Al rojo vivo: liberales se disputan la presidencia del Senado mientras que el Gobierno confía en que no haya un Efraín Cepeda 2.0
El nombre del sucesor de Cepeda todavía está por definir. Aunque nadie discute que la próxima presidencia del Congreso le corresponde al Partido Liberal, esa bancada no llegará a la sesión del 20 de julio con un único aspirante.
Por: Mateo Muñoz
El próximo 20 de julio, al filo de la medianoche, se conocerá al próximo presidente del Congreso. Contrario a lo que sucedió hace un año, cuando la llegada de Efraín Cepeda estaba cantada, en esta ocasión habrá sorpresa: no importa quién sea el ganador. La única certeza es que será liberal y le corresponderá asumir la dirección de la última legislatura durante el Gobierno de Gustavo Petro. La carrera está para alquilar balcón, no solo por el reñido cabeza a cabeza entre tres senadores, sino también por la urgencia del Gobierno por atajar la llegada de un opositor.

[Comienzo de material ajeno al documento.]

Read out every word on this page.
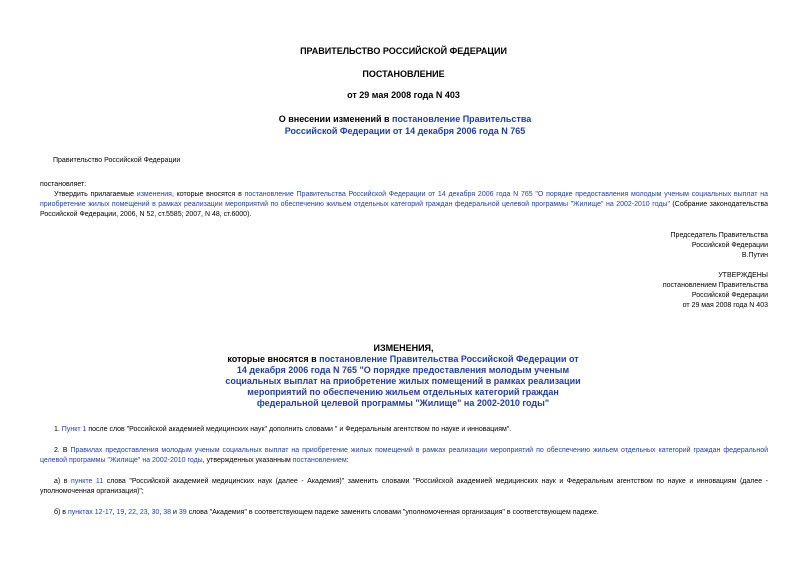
ПРАВИТЕЛЬСТВО РОССИЙСКОЙ ФЕДЕРАЦИИ
ПОСТАНОВЛЕНИЕ
от 29 мая 2008 года N 403
О внесении изменений в постановление Правительства Российской Федерации от 14 декабря 2006 года N 765
Правительство Российской Федерации
постановляет:
Утвердить прилагаемые изменения, которые вносятся в постановление Правительства Российской Федерации от 14 декабря 2006 года N 765 "О порядке предоставления молодым ученым социальных выплат на приобретение жилых помещений в рамках реализации мероприятий по обеспечению жильем отдельных категорий граждан федеральной целевой программы "Жилище" на 2002-2010 годы" (Собрание законодательства Российской Федерации, 2006, N 52, ст.5585; 2007, N 48, ст.6000).
Председатель Правительства
Российской Федерации
В.Путин
УТВЕРЖДЕНЫ
постановлением Правительства
Российской Федерации
от 29 мая 2008 года N 403
ИЗМЕНЕНИЯ,
которые вносятся в постановление Правительства Российской Федерации от 14 декабря 2006 года N 765 "О порядке предоставления молодым ученым социальных выплат на приобретение жилых помещений в рамках реализации мероприятий по обеспечению жильем отдельных категорий граждан федеральной целевой программы "Жилище" на 2002-2010 годы"
1. Пункт 1 после слов "Российской академией медицинских наук" дополнить словами " и Федеральным агентством по науке и инновациям".
2. В Правилах предоставления молодым ученым социальных выплат на приобретение жилых помещений в рамках реализации мероприятий по обеспечению жильем отдельных категорий граждан федеральной целевой программы "Жилище" на 2002-2010 годы, утвержденных указанным постановлением:
а) в пункте 11 слова "Российской академией медицинских наук (далее - Академия)" заменить словами "Российской академией медицинских наук и Федеральным агентством по науке и инновациям (далее - уполномоченная организация)";
б) в пунктах 12-17, 19, 22, 23, 30, 38 и 39 слова "Академия" в соответствующем падеже заменить словами "уполномоченная организация" в соответствующем падеже.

La última década ha demostrado que, bajo la dirección de César Gaviria, al Partido Liberal –o una parte de él– no parece interesarle tanto los principios como los finales. La colectividad histórica ha transitado por el gobiernismo, la independencia y la oposición en los gobiernos de Juan Manuel Santos, Iván Duque y Gustavo Petro. Incluso hoy en la casa liberal se pueden encontrar críticos acérrimos del Gobierno, defensores a ultranza del mismo y algunas medias tintas.
El caos ideológico ha sido tal que la última convención roja terminó en un bochornoso episodio de reclamos, protestas, insultos y acusaciones de fraude en la reelección de Gaviria. Al expresidente se le ha refundido cada vez más la autoridad, tanto, que ni siquiera logró imponer a su candidato para presidir el Congreso.